Una migrazione silenziosa, che non tiene conto di quella dei lavoratori stranieri che tendono a spostarsi verso le regioni del settentrione, nell' illusione di trovare lavoro in breve tempo. C'è un altro dato che dovrebbe far riflettere, in contro tendenza con la filosofia sui «bamboccioni»: quello dell'emigrazione estera. Sono infatti sempre di più i giovani che vanno a lavorare nei paesi «forti» della Ue e negli Usa, senza contare che 30 mila persone (in gran parte giovani) si spostano ogni anno verso paesi come l'Australia. Probabilmente non basta ancora per affermare che quelle definizioni siano del tutto sbagliate, se è vero che poco meno di due milioni di giovani non cercano lavoro e non studiano: non risultano, cioè, motivati a fare alcunché, rimanendo a carico delle loro famiglie.

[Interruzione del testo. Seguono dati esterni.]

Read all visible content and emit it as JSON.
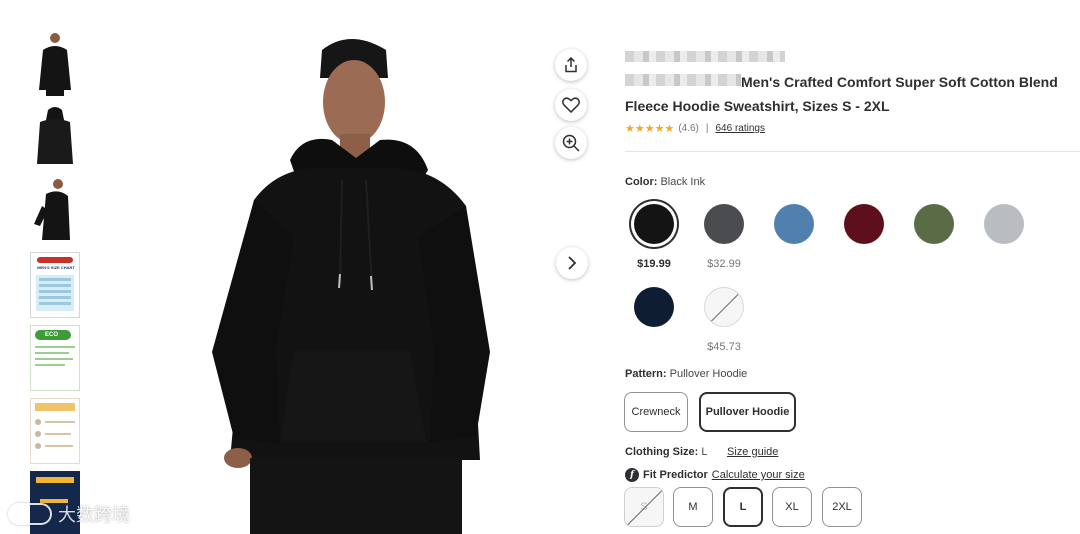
{
  "product": {
    "title_rest": "Men's Crafted Comfort Super Soft Cotton Blend Fleece Hoodie Sweatshirt, Sizes S - 2XL",
    "rating_stars": "★★★★★",
    "rating_value": "(4.6)",
    "rating_separator": "|",
    "ratings_count": "646 ratings"
  },
  "gallery": {
    "thumbnails": [
      "hoodie-front",
      "hoodie-back",
      "hoodie-side",
      "size-chart",
      "eco-packaging",
      "fit-info",
      "guarantee"
    ],
    "size_chart_title": "MEN'S SIZE CHART",
    "eco_tag": "ECO",
    "watermark_text": "大数跨境"
  },
  "actions": {
    "share_icon": "share-icon",
    "favorite_icon": "heart-icon",
    "zoom_icon": "zoom-in-icon",
    "next_icon": "chevron-right-icon"
  },
  "color": {
    "label": "Color:",
    "selected": "Black Ink",
    "options": [
      {
        "name": "Black Ink",
        "hex": "#141414",
        "price": "$19.99",
        "selected": true
      },
      {
        "name": "Charcoal",
        "hex": "#4b4c50",
        "price": "$32.99"
      },
      {
        "name": "Blue",
        "hex": "#4f80ae",
        "price": ""
      },
      {
        "name": "Maroon",
        "hex": "#5e0f1e",
        "price": ""
      },
      {
        "name": "Olive",
        "hex": "#5b6b45",
        "price": ""
      },
      {
        "name": "Light Gray",
        "hex": "#b9bcc0",
        "price": ""
      },
      {
        "name": "Navy",
        "hex": "#0f1d33",
        "price": ""
      },
      {
        "name": "White",
        "hex": "#f6f6f6",
        "price": "$45.73",
        "unavailable": true
      }
    ]
  },
  "pattern": {
    "label": "Pattern:",
    "selected": "Pullover Hoodie",
    "options": [
      "Crewneck",
      "Pullover Hoodie"
    ]
  },
  "size": {
    "label": "Clothing Size:",
    "selected": "L",
    "guide_link": "Size guide",
    "fit_icon": "f",
    "fit_label": "Fit Predictor",
    "fit_link": "Calculate your size",
    "options": [
      "S",
      "M",
      "L",
      "XL",
      "2XL"
    ]
  }
}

E tutto questo mentre in diversi settori industriali e dell'artigianato gli imprenditori (lo segnala la Cgie di Mestre) non riescono a trovare tecnici e lavoratori specializzati. Il problema dunque torna alle famiglie,con le loro scelte sulla formazione dei giovani: tutti laureati in legge, lettere, sociologia, scienze della comunicazione, invece che in ingegneria, fisica, chimica, elettronica, ecc. In sostanza sembra prevalere il motto «meglio bamboccioni laureati», piuttosto che meccanici specializzati, elettricisti, impiantisti, falegnami, panettieri, calzolai, ecc. E in questo la complicità delle famiglie c'è tutta. Forse però è necessario favorire al massimo la mobilità nel settore pubblico e il negoziato sulla riforma del mercato del lavoro dovrebbe tenerne conto. Così forse è opportuno correggere radicalmente la tendenza a realizzare sedi universitarie in ogni città, con una proliferazione che non ha più alcun senso (con costi per la collettività rilevanti e con una discutibile qualità didattica). La scelta di una facoltà lontana dal paese d'origine rappresentava sino a pochi anni un indirizzo di formazione serio, ma anche una «scelta di vita» perché costituiva per i giovani la prima prova di autonomia: una sfida, un patrimonio di esperienze che si accumulava, che serviva professionalmente e umanamente per «entrare» veramente nella vita,lontani dalla propria famiglia di origine. Ecco perché a quel tempo si contavano meno «bamboccioni» e «mammoni».